To address these challenges, we propose a synergistic representation learning approach for pancreatic image segmentation to improve both the robustness and accuracy. The synergy will come from multiple aspects. 1) Synergy between scales: Multi-scale semantic information will be incorporated in a joint and coarse-to-fine fashion. 2) Synergy between image features and anatomical priors: Anatomical shape priors will be learnt to improve segmentation robustness. 3) Synergy between data: Fully-labelled (multi-organ annotation), partially-labelled (pancreas-only annotation) and unannotated data will be utilised for semi- and partially-supervised learning. 4) Synergy between modalities: Both CT and MR modalities will be explored for semantic feature learning. 5) Synergy between computer and human. Abnormal cases and hard examples will be detected for human to review and annotate to enable human-in-the-loop learning.

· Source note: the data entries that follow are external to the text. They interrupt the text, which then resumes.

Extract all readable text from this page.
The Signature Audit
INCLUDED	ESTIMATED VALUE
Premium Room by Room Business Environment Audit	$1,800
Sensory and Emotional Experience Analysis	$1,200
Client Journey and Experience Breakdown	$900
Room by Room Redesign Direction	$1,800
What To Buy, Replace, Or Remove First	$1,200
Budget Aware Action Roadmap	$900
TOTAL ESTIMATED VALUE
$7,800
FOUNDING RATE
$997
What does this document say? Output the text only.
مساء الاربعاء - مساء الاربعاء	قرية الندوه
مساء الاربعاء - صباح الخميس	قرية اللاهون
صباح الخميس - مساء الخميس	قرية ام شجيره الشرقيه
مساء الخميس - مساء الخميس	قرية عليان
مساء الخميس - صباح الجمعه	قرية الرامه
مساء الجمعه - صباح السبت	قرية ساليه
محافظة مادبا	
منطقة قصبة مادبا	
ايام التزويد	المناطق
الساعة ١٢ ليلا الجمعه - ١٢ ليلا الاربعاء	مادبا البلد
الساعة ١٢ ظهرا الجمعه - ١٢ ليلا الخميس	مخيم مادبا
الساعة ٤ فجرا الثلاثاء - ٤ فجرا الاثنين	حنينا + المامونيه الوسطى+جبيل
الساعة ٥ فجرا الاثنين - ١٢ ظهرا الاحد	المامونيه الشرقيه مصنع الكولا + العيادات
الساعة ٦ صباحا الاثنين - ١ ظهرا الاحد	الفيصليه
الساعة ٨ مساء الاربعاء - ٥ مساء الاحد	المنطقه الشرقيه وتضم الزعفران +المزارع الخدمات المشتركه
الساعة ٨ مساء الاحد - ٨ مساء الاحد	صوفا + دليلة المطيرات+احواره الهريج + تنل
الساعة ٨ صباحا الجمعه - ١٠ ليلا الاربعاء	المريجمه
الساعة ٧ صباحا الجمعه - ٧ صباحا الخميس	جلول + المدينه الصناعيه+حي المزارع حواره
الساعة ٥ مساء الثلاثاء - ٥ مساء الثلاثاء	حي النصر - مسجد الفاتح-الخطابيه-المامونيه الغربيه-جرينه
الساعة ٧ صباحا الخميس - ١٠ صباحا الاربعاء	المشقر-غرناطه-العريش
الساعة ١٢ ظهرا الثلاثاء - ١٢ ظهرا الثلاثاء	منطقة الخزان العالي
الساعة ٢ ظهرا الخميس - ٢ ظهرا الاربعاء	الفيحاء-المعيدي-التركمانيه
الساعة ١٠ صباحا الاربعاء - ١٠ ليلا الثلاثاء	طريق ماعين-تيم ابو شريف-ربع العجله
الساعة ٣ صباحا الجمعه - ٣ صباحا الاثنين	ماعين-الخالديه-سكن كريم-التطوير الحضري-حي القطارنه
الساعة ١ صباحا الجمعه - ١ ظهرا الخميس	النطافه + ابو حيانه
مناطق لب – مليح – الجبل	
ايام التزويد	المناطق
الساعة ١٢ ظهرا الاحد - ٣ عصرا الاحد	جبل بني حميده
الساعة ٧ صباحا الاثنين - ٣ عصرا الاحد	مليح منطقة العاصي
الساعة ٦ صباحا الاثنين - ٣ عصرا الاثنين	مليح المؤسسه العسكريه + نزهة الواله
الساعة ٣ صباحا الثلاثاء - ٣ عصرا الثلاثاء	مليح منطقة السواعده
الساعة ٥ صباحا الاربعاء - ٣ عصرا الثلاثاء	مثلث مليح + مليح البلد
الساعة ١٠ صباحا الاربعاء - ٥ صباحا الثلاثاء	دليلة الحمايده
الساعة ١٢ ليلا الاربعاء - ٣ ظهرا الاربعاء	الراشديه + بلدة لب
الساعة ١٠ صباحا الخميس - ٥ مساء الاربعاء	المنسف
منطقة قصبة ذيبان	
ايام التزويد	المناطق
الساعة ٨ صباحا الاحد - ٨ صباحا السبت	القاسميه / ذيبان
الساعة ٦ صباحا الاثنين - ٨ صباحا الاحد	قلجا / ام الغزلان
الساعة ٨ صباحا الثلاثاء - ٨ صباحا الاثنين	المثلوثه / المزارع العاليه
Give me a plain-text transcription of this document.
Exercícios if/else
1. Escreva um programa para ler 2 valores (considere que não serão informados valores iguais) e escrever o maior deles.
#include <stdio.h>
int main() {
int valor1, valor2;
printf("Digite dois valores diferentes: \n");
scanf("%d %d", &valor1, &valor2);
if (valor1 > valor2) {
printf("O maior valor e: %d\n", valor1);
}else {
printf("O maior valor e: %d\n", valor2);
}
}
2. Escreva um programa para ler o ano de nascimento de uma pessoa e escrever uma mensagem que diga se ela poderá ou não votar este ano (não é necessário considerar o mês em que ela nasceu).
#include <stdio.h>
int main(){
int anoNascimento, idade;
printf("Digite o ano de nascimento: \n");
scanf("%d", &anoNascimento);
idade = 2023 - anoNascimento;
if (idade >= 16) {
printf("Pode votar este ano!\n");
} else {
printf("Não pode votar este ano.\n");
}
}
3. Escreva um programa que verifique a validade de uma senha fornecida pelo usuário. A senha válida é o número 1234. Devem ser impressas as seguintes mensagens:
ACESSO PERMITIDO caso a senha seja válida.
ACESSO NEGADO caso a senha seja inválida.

The output of the project will be an automated tool that can be applied to large-scale datasets for analysis of pancreatic imaging phenotypes. The expected candidate’s background is engineering, computing or physical sciences.

References:

1. CRUK, “Pancreatic cancer statistics.” [Online]. Available: https://www.cancerresearchuk.org/about-cancer/pancreatic-cancer/survival.

2. W. Muhammad et al., “Pancreatic cancer prediction through an artificial neural network,” Front. Artif. Intell., vol. 2, 2019.

3. R. Wolz, C. Chu, K. Misawa, M. Fujiwara, K. Mori, and D. Rueckert, “Automated abdominal multi-organ segmentation with subject-specific atlas generation,” IEEE Trans. Med. Imaging, vol. 32, no. 9, 2013.

4. Z. Zhu, Y. Xia, L. Xie, E. K. Fishman, and A. L. Yuille, “Multi-scale coarse-to-fine segmentation for screening pancreatic ductal adenocarcinoma,” in MICCAI, 2019.

5. Y. Zhou et al., “Prior-aware neural network for partially-supervised multi-organ segmentation,” in ICCV, 2019.

6. V. V. Valindria et al., “Small organ segmentation in whole-body MRI using a two-stage FCN and weighting schemes,” in MICCAI MLMI Workshop, 2018.

7. O. Oktay et al., “Attention U-net: Learning where to look for the pancreas,” in MIDL, 2018.

8. H. R. Roth, L. Lu, A. Farag, A. Sohn, and R. M. Summers, “Spatial aggregation of holistically-nested networks for automated pancreas segmentation,” in MICCAI, 2016.

9. A. T. Bagur, G. Ridgway, J. McGonigle, S. M. Brady, and D. Bulte, “Pancreas segmentation-derived biomarkers: volume and shape metrics in the UK Biobank imaging study,” in MIUA, 2020, pp. 131–142.

10. P. Hu et al., “Automatic pancreas segmentation in CT images with distance-based saliency-aware DenseASPP network,” IEEE J. Biomed. Heal. Informatics, pp. 1–1, 2020.